Tschaikowskis Bezeichnung für diesen "Walzersatz" in D-Dur ist Allegro con grazia - ein Lied und Trio mit ausgedehnter Coda, deren Stimmung wehmütig und zwischendurch sogar melancholisch sein mag, aber deren Geist tänzerisch ist, sogar so weit um den "Blumenwalzer" aus dem Nussknacker nachklingen zu lassen, der ein Jahr zuvor komponiert wurde.
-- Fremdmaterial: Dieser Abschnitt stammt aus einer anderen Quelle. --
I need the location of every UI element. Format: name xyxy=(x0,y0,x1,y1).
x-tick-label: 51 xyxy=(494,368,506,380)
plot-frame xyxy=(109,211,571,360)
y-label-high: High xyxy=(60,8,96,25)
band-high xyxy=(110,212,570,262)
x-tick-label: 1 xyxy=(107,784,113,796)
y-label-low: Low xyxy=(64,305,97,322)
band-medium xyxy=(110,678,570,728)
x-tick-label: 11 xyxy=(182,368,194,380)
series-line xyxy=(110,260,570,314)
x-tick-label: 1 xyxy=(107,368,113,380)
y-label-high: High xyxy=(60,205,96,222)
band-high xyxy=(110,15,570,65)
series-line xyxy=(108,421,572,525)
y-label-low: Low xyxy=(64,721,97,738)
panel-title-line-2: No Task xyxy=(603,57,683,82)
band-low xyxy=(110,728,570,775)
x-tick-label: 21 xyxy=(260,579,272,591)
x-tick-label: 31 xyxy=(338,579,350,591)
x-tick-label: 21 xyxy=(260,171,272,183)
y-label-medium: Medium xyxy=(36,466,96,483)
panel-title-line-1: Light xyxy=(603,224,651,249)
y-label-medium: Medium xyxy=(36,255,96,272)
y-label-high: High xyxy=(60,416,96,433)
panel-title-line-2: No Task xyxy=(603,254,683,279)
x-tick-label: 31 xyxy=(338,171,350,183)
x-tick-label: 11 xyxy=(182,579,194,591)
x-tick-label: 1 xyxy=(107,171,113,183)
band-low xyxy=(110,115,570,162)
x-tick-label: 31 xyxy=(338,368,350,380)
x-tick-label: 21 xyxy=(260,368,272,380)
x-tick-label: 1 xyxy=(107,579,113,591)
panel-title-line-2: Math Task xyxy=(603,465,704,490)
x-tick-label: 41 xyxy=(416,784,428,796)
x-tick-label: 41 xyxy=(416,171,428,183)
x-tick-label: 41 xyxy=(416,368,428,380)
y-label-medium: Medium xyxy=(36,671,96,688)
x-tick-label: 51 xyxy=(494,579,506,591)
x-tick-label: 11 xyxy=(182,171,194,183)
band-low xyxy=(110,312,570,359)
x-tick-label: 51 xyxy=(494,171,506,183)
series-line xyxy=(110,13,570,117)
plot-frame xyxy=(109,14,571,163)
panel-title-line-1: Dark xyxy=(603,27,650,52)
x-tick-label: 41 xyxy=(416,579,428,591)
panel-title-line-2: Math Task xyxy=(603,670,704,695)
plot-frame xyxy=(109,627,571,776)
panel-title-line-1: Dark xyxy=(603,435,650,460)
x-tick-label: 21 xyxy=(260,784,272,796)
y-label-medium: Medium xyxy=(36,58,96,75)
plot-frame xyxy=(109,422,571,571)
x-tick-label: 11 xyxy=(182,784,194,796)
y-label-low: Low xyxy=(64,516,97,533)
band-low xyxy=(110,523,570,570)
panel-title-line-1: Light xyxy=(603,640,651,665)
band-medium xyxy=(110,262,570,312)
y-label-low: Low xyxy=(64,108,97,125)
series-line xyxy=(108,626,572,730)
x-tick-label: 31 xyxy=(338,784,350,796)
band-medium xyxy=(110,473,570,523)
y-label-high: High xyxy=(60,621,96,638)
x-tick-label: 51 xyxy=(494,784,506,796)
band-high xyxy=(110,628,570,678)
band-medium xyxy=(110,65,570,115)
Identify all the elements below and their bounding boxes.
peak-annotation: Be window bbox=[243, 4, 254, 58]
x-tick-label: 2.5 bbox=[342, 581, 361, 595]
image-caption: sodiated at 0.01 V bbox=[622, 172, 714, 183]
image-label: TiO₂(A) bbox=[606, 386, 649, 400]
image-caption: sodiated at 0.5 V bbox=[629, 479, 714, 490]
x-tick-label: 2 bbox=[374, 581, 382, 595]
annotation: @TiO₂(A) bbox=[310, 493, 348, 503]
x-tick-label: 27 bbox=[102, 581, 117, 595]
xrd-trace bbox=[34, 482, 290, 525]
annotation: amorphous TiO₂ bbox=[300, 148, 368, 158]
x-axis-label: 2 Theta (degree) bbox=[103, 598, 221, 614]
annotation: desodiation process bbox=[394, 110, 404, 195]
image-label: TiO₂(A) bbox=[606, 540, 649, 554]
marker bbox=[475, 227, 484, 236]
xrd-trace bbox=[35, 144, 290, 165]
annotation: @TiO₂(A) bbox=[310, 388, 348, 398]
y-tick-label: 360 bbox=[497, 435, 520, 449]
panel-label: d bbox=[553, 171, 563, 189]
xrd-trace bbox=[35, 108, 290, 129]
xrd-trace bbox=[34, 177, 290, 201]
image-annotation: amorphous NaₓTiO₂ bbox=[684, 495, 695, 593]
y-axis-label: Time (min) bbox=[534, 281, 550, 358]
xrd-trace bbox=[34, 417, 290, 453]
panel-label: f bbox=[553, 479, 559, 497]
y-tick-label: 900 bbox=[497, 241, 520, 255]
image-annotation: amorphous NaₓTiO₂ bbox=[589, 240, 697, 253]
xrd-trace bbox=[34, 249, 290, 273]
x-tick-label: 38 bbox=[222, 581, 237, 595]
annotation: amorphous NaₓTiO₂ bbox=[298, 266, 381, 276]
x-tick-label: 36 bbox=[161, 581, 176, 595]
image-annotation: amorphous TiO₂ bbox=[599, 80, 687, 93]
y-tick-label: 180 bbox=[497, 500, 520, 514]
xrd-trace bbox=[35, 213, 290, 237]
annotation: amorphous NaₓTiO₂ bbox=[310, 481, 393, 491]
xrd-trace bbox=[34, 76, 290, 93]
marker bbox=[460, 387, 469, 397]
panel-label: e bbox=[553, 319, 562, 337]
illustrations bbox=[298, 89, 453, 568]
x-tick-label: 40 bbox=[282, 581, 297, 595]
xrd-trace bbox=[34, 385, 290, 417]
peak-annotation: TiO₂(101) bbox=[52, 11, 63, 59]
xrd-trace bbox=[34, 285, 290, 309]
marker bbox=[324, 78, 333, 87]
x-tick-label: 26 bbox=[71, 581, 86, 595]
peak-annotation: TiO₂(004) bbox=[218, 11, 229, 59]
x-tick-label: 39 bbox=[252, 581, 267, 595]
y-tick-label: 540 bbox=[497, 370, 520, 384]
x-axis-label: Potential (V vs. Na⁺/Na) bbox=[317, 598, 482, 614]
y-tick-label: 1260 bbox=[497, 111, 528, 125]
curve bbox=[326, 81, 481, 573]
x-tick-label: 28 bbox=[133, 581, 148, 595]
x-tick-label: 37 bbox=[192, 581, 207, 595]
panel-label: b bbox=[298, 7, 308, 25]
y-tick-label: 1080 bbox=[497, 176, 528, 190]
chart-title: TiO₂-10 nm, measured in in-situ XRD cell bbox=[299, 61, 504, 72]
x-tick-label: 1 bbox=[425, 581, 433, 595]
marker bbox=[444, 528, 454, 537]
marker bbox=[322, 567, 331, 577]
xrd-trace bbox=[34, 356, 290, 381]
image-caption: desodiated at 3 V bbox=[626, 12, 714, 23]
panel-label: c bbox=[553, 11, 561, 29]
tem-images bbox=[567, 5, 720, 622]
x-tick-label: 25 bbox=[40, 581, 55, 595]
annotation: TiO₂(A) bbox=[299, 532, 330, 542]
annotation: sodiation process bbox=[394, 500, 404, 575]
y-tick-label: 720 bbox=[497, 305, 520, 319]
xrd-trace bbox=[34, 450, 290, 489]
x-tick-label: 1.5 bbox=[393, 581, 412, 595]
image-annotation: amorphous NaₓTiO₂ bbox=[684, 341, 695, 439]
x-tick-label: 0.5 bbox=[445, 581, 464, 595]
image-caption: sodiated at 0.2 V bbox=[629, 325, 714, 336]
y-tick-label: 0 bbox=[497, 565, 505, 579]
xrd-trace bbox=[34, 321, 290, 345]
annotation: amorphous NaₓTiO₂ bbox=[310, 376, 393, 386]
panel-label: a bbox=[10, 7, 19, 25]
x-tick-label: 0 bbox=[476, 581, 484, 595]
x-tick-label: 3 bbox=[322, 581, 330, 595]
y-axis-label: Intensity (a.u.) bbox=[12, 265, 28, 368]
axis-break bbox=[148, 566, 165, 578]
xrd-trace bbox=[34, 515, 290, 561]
Das Marsch-Scherzo, angegeben als Allegro molto vivace, hat zu Beginn einen neckischen Charakter. Es ist eine Sonatine (Exposition und Reprise ohne Durchführung), die im Sturmschritt zu einer explosiven Klimax wächst, aber immer zur Tonika in G-Dur zurückkehrt.

Eine weitere Sonatine (sinfonische Durchführungen waren Tschaikowskis Reizthema) ist in h-Moll verankert, obwohl das tragische zweite Thema in D-Dur auftritt. Die allgemeine Stimmung ist untröstlich trauernd, aber eben nicht "pathetisch". Schließlich kehrt die Musik zu jenen trüben Abgründen zurück, aus denen die Sinfonie etwa 40 Minuten zuvor geboren wurde - jedoch ohne Segen oder Hoffnung.